After 10 years in the legislature, Campfield is being targeted by Republicans and Democrats alike this year. In an uncharacteristic move, Republican Governor Bill Haslam has even flirted with endorsing Campfield’s primary opponent. But caution might be in order. If he is struck down, might he become more powerful than we can possibly imagine? (Steven Hale, Nashville Scene)
Texas State Board of Education Member Ken Mercer
Texas is, as so many clichés note, a big place, so its decisions about what to include in its textbooks affect classrooms beyond the state’s borders. When former state education board member Cynthia Dunbar, a homeschooler, wrote a book that said the creation of public schools was “tyrannical” and public education was a “subtly deceptive tool of perversion,” non-Texans were understandably curious about what sort of yahoos had their fingers in the educational soup. Then there was Don McLeroy, the former board chairman who famously said, “Somebody’s gotta stand up to the experts,” as he attempted to push creationism into science textbooks.

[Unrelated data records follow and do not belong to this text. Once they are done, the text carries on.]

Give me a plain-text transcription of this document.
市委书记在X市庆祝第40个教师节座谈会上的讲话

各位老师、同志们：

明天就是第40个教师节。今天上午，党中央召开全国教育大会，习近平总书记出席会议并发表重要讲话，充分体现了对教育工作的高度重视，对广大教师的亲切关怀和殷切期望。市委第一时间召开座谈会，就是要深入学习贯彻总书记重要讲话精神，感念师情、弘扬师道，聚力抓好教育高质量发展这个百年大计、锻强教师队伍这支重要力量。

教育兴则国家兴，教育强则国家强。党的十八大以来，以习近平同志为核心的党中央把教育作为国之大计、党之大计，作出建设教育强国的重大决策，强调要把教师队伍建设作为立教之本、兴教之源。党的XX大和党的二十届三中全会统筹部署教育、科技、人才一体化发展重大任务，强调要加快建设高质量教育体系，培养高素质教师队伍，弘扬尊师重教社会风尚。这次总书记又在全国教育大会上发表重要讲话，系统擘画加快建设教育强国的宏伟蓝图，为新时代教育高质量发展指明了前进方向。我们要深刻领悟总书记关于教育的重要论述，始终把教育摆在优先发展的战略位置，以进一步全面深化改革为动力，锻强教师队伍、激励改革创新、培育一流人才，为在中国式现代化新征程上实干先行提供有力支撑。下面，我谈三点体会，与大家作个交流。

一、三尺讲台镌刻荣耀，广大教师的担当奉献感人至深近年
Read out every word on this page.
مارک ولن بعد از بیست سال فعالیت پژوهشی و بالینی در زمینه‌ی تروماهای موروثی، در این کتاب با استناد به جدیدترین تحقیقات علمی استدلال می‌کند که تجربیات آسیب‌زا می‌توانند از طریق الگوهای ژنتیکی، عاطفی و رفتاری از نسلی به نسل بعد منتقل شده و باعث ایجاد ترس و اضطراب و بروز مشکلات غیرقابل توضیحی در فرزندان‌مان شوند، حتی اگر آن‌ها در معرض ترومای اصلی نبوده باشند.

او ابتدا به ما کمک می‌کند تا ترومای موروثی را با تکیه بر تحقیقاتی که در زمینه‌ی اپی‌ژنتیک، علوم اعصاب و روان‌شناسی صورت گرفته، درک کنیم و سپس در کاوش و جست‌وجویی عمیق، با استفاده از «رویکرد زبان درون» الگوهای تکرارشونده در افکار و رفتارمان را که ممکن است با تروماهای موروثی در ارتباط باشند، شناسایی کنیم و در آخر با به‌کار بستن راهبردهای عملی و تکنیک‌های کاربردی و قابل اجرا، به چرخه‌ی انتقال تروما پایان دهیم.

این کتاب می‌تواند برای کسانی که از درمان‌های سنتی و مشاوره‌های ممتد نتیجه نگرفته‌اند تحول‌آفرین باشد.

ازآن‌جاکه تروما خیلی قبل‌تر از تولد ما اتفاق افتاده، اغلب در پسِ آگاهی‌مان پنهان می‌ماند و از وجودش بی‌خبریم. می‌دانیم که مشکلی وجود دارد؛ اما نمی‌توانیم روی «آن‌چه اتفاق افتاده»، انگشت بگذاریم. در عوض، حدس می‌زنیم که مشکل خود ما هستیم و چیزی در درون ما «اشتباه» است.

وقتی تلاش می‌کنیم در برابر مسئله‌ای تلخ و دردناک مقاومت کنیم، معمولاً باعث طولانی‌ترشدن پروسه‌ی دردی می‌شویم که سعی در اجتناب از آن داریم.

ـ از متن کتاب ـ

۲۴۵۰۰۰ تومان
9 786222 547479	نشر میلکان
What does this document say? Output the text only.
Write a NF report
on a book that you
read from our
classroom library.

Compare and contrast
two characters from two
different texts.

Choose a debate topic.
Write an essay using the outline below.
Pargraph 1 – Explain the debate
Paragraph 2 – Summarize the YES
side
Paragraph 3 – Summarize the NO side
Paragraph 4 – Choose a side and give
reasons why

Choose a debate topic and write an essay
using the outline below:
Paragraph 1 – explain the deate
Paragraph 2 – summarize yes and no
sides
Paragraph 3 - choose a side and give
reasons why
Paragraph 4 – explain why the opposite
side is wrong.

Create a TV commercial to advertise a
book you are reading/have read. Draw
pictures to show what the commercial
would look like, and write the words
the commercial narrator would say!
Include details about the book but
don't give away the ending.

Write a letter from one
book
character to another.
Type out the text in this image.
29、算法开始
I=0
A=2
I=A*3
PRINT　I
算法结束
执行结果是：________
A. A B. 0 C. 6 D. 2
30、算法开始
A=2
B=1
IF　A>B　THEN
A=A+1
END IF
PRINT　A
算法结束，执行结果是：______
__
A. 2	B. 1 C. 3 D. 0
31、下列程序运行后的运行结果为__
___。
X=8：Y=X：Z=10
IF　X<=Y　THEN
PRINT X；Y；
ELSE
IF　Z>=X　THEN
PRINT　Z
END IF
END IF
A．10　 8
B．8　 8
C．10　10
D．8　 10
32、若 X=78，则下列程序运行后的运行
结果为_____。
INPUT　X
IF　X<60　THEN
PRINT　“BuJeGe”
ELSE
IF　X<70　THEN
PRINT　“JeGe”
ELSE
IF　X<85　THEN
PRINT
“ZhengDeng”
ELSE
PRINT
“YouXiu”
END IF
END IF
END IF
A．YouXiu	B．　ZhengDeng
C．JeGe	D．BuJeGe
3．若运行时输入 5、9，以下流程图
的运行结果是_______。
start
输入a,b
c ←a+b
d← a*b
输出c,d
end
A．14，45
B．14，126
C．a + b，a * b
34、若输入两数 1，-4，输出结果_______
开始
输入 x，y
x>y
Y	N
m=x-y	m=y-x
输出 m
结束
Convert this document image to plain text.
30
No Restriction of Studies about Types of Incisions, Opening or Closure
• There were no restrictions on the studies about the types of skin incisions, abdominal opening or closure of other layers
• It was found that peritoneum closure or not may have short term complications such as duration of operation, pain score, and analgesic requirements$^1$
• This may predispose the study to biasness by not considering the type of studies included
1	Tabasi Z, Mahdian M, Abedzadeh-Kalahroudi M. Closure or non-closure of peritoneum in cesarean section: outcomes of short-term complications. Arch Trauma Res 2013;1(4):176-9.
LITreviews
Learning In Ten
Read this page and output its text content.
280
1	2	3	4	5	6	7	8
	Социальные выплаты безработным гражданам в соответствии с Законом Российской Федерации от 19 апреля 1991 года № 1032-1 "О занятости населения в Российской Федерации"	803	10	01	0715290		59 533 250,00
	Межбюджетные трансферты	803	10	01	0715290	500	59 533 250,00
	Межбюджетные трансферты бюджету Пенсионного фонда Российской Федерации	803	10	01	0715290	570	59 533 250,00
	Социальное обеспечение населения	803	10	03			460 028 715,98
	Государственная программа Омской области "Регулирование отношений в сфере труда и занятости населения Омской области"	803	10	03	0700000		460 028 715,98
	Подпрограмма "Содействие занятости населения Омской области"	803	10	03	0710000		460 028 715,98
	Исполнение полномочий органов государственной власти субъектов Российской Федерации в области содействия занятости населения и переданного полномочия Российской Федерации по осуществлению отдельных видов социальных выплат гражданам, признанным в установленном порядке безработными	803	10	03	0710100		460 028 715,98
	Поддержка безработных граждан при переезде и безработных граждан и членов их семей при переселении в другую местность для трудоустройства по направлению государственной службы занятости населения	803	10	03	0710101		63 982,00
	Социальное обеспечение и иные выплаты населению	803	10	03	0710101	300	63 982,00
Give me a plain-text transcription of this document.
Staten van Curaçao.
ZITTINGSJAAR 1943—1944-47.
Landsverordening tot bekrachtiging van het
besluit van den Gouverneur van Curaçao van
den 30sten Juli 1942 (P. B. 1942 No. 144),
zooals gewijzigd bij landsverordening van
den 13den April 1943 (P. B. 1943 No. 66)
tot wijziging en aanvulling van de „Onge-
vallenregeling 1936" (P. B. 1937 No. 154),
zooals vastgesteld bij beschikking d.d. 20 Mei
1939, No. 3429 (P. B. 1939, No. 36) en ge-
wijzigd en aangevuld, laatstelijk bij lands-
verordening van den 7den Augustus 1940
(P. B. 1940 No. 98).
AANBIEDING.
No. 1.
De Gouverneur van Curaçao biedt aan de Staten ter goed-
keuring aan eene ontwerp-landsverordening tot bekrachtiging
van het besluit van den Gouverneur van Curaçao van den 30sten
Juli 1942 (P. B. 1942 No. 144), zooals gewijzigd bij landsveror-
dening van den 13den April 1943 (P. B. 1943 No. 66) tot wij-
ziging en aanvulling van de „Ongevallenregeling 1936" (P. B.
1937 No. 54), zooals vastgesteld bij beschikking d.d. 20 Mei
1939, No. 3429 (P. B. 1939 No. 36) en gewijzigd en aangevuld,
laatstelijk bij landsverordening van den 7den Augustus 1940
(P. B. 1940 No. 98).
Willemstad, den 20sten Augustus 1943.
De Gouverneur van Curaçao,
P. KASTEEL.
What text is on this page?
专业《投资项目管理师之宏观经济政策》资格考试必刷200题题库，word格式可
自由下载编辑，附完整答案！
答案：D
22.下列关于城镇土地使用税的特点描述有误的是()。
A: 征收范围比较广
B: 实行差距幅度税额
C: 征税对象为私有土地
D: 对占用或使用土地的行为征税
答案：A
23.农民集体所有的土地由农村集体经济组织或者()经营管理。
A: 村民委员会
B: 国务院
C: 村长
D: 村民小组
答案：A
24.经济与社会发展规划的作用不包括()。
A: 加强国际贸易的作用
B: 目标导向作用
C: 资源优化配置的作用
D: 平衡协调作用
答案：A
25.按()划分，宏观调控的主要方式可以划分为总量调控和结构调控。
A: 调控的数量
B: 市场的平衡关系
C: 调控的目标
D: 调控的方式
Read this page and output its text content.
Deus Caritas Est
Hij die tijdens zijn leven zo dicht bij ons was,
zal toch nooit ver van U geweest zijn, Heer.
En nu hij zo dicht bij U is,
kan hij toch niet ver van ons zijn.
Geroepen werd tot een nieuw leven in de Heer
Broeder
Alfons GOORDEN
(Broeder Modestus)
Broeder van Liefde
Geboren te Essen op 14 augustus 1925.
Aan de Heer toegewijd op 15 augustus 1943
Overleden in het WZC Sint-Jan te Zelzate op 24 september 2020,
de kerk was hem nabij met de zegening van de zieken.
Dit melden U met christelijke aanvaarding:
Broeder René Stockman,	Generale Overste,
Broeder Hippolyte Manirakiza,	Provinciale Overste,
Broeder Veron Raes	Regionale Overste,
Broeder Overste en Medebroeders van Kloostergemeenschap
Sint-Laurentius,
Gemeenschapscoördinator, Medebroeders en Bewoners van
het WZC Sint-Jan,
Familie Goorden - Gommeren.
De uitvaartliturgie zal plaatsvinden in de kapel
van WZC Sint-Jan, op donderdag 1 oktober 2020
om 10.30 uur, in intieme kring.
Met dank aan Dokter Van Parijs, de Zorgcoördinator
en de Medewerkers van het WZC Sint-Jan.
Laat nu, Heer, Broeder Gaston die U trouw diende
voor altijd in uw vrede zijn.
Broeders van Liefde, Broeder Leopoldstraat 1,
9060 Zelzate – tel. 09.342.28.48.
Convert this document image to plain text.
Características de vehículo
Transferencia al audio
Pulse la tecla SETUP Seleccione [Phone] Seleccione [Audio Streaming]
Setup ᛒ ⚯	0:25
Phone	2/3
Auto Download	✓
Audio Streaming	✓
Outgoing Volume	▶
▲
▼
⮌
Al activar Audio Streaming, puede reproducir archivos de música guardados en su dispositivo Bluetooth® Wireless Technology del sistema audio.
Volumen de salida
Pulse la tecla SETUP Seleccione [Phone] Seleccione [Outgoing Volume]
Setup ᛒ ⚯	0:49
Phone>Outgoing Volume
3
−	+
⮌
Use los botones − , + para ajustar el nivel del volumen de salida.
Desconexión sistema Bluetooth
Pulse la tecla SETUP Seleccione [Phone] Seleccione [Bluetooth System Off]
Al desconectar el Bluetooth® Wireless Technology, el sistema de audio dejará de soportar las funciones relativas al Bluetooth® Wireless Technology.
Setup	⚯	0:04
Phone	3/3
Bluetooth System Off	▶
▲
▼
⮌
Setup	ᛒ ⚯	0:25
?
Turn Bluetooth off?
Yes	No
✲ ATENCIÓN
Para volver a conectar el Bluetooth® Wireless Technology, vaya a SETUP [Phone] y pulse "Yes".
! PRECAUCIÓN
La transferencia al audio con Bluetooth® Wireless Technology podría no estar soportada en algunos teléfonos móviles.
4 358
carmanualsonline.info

That particular pair of Lone Star loons is off the board now, and with their departure the board has fallen out of the national headlines. In recent years, the state legislature has even clipped the board’s wings some. But don’t let that fool you into believing that the overseers of Texas schools have gone pink. They haven’t and won’t. Not with Ken Mercer still fighting the godly fight.
When his home city of San Antonio was adopting an ordinance banning LGBT discrimination last year, Mercer urged the city council to reject it. “Child molesters and sexual deviants will love this ordinance,” he said. Because, you know, gay equals child molester.
That point of view is merely grossly offensive and, frankly, not uncommon down South. For sheer, breathtaking dumbness, nothing tops his stunning 2011 refutation of evolution: “If your theory is right, all these species would get together and form a new species. Then where is the cat-dog or the rat-cat, whatever it be? They don’t come together. Cats go with cats, and dogs go with dogs.”